The second thread of the study is the afore mentioned GO analysis to the genes ultimately associated with the states most associated with ERα activity. Specifically, six states are chosen for GO analysis that “have a probability greater than 0.1 of emitting ERα with E2 treatment in at least one cell line (we select these E2-associated states since Tam is an E2 antagonist). ” In this way, regions and genes that might resonably be expected to related to Tam-resistance are selected for this detailed study. The genes mapped to each particular state are unfortunately limited in number (O(2000)), and the resulting GO enrichments do not tend to be statistically meaningful. The overarching results are not conclusive in mapping epigenomic dynamics to Tam-resistance in the comparison of the MCF7 and MCF7-T cell lines. The work presented in this paper nonetheless illustrates the applicability of HMM-based analysis of genome-wide high throughput genomic data to study epigenetic patterns in general, including specific cases like E2/ERα regulation in breast cancer as explored here. It is interesting to note that this result can also be taken as an indication that something specific like Tam-resistance may not always be correlated to Epigenome dynamics. In such a light, it is valuable to allow for null results.
Critically, the authors of the paper suggest that the application of gene network analysis can reveal “key genes responsible for the regulation of the genes in the lists formulated by this study.” This represents an important path for future development and improvement for analyses of this kind, which our lab is uniquely capable to contribute to.
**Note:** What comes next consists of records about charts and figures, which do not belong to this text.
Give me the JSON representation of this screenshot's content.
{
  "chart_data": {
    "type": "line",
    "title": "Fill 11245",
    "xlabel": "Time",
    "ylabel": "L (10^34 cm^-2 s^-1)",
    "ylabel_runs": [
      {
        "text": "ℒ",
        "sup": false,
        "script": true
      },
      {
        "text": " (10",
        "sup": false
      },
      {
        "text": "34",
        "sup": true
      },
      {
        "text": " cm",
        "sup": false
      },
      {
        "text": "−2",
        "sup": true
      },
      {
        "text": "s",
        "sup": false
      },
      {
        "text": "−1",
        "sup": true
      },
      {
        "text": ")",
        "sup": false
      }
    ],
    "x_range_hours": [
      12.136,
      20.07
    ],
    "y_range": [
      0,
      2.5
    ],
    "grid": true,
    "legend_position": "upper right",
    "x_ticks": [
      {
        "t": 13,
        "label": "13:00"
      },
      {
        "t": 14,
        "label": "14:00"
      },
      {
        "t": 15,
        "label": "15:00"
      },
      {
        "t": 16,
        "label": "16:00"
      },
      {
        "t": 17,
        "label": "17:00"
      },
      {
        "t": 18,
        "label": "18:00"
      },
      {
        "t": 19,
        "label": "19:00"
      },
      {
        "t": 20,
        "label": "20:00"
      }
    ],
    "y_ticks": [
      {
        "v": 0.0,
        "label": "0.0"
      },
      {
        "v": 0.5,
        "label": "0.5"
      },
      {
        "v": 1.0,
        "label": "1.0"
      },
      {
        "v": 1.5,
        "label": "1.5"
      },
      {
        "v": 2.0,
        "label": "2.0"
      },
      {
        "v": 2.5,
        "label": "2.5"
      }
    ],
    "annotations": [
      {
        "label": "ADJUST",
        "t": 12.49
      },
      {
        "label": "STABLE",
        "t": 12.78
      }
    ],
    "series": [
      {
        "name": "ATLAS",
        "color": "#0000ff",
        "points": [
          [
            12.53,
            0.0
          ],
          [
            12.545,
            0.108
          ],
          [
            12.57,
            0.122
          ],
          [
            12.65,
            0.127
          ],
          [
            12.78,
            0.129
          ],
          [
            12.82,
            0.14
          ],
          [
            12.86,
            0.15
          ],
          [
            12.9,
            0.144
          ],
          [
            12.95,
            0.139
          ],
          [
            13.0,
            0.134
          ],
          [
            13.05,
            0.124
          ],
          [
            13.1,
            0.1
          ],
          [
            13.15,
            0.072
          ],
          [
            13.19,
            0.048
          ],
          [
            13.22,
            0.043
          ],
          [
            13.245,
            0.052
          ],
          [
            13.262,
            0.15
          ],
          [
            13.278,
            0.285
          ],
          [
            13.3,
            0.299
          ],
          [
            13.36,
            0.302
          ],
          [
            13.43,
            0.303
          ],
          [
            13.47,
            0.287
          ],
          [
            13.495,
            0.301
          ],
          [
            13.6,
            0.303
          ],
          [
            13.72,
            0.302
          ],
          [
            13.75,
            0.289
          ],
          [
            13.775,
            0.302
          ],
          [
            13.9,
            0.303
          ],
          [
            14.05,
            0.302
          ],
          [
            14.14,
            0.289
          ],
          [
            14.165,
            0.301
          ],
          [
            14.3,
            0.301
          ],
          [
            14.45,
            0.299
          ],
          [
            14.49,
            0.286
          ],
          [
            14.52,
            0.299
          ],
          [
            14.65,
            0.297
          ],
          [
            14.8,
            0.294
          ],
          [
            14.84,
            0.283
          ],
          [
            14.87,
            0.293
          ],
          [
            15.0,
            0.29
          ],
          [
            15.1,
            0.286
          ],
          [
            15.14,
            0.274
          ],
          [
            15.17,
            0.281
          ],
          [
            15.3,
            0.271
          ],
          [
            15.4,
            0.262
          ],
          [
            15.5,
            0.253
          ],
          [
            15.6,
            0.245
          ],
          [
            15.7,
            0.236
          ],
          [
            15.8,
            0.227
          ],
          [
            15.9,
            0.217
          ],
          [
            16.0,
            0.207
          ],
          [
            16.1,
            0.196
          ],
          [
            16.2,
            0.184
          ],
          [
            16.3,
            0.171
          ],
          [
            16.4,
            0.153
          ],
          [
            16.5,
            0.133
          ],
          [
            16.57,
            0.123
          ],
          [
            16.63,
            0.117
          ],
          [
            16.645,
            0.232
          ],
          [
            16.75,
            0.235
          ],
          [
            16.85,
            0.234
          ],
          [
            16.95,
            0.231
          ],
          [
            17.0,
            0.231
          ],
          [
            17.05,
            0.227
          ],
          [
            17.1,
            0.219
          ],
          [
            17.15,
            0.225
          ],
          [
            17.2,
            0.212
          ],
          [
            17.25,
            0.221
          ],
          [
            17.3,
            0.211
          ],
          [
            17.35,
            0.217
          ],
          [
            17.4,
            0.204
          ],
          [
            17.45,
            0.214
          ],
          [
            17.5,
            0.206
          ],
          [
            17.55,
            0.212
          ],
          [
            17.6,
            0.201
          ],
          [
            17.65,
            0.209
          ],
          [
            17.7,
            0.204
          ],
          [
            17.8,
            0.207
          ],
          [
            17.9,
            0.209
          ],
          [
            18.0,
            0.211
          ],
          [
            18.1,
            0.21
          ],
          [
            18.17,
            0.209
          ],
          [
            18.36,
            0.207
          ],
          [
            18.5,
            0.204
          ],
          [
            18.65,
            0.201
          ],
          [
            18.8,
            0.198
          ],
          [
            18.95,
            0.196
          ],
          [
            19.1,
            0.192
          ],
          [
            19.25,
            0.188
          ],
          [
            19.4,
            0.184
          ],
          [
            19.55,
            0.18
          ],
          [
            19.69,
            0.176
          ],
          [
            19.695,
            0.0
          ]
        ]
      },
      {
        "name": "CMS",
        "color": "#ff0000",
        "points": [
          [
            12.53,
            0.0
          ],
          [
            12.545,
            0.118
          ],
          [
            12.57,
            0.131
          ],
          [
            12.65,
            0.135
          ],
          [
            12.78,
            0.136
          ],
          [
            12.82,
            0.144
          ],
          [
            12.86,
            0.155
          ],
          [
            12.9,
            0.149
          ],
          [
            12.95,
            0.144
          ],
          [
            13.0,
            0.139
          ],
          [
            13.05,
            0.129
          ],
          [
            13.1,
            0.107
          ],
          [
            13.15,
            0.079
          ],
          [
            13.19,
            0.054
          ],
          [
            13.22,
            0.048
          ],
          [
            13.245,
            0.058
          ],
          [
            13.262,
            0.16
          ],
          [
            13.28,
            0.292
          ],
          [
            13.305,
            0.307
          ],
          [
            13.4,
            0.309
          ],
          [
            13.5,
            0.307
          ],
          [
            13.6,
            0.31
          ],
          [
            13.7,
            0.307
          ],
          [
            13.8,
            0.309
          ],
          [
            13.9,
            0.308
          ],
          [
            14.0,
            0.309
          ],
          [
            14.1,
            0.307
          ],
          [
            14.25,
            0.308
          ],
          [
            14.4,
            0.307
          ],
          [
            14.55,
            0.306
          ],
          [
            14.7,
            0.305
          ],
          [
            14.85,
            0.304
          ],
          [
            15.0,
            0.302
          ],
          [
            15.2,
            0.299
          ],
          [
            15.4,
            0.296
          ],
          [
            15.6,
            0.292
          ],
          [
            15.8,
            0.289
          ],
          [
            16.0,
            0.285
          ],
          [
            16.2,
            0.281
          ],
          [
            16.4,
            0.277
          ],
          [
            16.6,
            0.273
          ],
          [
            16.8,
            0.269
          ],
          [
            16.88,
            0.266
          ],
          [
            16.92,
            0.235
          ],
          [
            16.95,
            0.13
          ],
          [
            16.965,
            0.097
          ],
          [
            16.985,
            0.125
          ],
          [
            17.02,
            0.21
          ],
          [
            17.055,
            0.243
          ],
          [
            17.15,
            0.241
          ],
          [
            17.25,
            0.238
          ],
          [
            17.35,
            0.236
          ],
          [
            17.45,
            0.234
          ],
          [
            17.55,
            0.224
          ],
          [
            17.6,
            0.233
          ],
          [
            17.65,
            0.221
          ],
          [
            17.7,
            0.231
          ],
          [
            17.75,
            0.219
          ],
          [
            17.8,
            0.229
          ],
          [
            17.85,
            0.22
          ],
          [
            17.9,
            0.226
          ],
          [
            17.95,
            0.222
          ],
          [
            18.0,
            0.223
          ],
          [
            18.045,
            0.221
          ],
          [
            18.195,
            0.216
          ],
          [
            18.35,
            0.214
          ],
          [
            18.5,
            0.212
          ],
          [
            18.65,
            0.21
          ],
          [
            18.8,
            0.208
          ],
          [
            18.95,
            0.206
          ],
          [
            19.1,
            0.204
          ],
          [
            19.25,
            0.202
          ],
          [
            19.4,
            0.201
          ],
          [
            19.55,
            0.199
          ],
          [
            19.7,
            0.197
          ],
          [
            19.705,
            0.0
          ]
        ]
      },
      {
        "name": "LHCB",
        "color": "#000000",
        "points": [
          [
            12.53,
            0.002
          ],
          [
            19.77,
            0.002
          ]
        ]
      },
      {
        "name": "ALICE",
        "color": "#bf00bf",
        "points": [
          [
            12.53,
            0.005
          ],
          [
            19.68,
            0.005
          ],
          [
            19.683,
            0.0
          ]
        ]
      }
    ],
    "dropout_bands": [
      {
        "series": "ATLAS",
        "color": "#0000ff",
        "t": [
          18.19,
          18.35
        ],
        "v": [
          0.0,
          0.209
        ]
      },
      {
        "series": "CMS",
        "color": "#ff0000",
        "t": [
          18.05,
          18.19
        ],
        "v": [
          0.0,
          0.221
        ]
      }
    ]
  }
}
An additional path for improvement would be to integrate gene expression data, and a wider array of important TF’s for the processes involved. Such an approach might facilitate studying combinatorial epigenome states in a context that is more directly takes network regulatory programs into account, and places the epigenome in it’s more natural context. In fact, the relative inconclusiveness of this study opens up the important question about the utility of studying the epigenome alone , but rather its contextual role in collective (emergent?) network properties, including TF regulation and the final patterns of gene expression that lead to specific phenotypes such as Tam-resistance in cancer.